In leftist tree, the most important operation is merge and an insert is just a merge with a singleton tree that has only the new element and two leaves.
Merge
Merge is a recursive operation.
- We have two trees to merge:
merge t1 t2
. - Compare two roots, if
k1 > k2
, we simply switch two trees bymerge t2 t1
. This is to make sure the tree on the left always has smaller key, for conveniences. - Since
t1
has smaller key, its root should stay as the new root. - Because
t1
's right branchr
is always shortest, we then domerge r t2
. - If one of the two trees is leaf, we simply returns the other. And begin the rank updating process back to the root.
- The rank updating is the same as we described in the previous section.
Again, let's see an example.
Code
type
type 'a leftist =
| Leaf
| Node of 'a leftist * 'a * 'a leftist * int
essentials
let singleton k = Node (Leaf, k, Leaf, 1)
let rank = function Leaf -> 0 | Node (_,_,_,r) -> r
merge
let rec merge t1 t2 =
match t1,t2 with
| Leaf, t | t, Leaf -> t
| Node (l, k1, r, _), Node (_, k2, _, _) ->
if k1 > k2 then merge t2 t1 (* switch merge if necessary *)
else
let merged = merge r t2 in (* always merge with right *)
let rank_left = rank l and rank_right = rank merged in
if rank_left >= rank_right then Node (l, k1, merged, rank_right+1)
else Node (merged, k1, l, rank_left+1) (* left becomes right due to being shorter *)

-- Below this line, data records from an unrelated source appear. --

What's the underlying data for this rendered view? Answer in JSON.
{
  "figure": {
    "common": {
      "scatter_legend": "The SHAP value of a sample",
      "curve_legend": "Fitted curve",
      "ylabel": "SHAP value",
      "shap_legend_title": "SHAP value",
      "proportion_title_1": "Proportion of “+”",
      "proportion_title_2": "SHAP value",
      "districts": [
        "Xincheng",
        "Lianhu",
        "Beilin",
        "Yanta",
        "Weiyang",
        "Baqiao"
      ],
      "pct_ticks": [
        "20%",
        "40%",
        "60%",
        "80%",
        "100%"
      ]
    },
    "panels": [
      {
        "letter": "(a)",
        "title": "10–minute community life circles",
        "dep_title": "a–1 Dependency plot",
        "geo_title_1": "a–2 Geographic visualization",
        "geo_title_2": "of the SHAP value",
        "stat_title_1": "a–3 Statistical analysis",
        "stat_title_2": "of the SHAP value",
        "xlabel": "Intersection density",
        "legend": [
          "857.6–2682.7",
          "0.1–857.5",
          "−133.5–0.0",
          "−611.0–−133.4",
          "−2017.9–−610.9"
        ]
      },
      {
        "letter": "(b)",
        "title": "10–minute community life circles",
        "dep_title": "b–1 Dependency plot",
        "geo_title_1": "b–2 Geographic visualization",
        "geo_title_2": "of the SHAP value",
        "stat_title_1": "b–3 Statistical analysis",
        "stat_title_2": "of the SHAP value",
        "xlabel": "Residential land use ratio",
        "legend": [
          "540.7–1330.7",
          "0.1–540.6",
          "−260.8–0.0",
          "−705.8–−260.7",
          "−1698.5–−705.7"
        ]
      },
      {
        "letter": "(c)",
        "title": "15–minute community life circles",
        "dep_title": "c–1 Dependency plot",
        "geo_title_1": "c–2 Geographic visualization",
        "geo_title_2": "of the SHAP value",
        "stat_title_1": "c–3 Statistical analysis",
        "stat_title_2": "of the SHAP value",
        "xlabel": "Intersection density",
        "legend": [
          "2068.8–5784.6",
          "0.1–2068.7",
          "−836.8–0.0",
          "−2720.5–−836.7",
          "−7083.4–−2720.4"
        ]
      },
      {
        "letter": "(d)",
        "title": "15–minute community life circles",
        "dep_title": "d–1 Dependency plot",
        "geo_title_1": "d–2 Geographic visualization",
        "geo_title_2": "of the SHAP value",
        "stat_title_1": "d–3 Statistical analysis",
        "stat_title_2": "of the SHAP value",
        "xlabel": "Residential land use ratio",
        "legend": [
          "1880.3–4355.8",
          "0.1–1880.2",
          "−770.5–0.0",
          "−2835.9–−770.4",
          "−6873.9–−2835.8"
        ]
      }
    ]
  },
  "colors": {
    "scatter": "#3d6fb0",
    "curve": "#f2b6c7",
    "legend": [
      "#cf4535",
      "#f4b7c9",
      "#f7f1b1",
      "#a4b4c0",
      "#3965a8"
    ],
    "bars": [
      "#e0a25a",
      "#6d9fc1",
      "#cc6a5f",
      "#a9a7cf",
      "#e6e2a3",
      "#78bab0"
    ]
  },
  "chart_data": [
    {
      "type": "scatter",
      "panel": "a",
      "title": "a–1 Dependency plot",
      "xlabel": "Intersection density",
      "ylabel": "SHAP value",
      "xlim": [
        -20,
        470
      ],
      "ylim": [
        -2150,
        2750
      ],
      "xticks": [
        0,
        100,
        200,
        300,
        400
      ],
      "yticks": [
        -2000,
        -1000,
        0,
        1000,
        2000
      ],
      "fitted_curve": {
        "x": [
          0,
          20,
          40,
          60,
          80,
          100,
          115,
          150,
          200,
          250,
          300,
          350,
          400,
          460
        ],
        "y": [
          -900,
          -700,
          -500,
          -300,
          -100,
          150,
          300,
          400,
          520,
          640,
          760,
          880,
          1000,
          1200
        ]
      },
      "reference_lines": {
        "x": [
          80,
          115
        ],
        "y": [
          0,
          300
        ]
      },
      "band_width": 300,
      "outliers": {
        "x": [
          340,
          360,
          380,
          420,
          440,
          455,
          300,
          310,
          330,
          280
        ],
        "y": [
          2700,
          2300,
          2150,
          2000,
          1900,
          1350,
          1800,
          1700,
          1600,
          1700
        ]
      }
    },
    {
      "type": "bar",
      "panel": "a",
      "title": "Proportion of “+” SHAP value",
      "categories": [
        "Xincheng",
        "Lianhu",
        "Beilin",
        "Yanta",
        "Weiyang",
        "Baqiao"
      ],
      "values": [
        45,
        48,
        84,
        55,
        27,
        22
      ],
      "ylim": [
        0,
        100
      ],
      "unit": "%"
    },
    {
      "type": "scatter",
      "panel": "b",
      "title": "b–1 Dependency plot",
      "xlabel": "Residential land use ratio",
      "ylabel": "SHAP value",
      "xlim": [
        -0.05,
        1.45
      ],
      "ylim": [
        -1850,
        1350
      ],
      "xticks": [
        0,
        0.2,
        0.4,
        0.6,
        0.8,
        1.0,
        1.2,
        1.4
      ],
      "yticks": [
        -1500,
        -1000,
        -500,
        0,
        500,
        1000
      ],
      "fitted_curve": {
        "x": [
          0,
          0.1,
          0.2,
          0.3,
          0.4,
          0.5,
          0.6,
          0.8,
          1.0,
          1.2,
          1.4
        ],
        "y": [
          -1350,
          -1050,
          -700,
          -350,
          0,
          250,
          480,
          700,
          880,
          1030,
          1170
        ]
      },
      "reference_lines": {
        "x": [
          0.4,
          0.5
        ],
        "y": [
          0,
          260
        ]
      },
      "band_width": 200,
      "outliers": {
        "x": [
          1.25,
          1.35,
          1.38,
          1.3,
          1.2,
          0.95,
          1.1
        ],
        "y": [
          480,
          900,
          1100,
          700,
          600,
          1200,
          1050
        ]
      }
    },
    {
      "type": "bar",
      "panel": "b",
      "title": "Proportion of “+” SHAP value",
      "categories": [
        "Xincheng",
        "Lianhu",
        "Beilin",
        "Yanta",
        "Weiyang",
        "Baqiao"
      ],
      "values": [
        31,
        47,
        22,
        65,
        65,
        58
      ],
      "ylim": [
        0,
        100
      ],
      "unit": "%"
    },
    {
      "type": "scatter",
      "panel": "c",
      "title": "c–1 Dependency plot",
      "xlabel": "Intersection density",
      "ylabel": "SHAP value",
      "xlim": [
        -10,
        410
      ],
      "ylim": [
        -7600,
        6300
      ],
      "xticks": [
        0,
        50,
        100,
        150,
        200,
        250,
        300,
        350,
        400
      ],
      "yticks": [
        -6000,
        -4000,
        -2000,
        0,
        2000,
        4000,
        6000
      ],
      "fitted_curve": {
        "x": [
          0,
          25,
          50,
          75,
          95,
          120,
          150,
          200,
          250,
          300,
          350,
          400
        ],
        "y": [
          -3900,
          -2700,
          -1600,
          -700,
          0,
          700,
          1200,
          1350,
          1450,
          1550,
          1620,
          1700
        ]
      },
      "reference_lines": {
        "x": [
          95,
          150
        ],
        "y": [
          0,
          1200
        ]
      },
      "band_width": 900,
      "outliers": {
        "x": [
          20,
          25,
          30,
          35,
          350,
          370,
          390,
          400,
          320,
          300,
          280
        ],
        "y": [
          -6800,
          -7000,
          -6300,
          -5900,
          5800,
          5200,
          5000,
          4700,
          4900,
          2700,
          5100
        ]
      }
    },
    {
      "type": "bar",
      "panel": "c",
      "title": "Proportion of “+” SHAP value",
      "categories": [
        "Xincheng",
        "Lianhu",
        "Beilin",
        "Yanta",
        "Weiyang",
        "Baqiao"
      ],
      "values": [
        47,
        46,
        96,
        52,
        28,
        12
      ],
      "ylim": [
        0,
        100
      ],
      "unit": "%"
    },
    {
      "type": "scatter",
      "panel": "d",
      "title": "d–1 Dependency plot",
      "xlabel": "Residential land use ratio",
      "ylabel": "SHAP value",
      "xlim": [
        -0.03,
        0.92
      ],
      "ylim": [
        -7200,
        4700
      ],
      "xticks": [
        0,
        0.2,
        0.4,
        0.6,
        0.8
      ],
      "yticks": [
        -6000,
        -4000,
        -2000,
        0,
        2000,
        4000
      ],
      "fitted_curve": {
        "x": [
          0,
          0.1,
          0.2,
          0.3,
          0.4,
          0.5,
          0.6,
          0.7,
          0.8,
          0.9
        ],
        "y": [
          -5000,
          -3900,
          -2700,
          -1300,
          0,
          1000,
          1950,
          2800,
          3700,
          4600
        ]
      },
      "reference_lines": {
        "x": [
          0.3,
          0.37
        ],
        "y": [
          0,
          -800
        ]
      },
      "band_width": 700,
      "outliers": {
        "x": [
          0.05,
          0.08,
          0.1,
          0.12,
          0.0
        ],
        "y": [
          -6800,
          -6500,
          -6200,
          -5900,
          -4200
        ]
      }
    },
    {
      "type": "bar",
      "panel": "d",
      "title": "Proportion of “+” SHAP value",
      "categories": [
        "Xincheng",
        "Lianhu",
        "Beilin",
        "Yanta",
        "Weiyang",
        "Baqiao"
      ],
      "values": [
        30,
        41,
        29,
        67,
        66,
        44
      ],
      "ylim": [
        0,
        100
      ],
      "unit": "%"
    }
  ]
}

insert, get_min, delete_min
let insert x t = merge (singleton x) t
let get_min = function
| Leaf -> failwith "empty"
| Node (_, k, _, _) -> k
let delete_min = function
| Leaf -> failwith "empty"
| Node (l, _, r, _) -> merge l r
Time complexity
- get_min:
O(1)
- insert:
O(logn)
- delete_min:
O(logn)
- merge:
O(logn)
Leftist tree's performance is quite good. Comparing to the array based binary heap, it has a much better merge. Moreover, its design and implementation are simple enough. Thus, leftist tree can an excellent choice for heap in the functional world.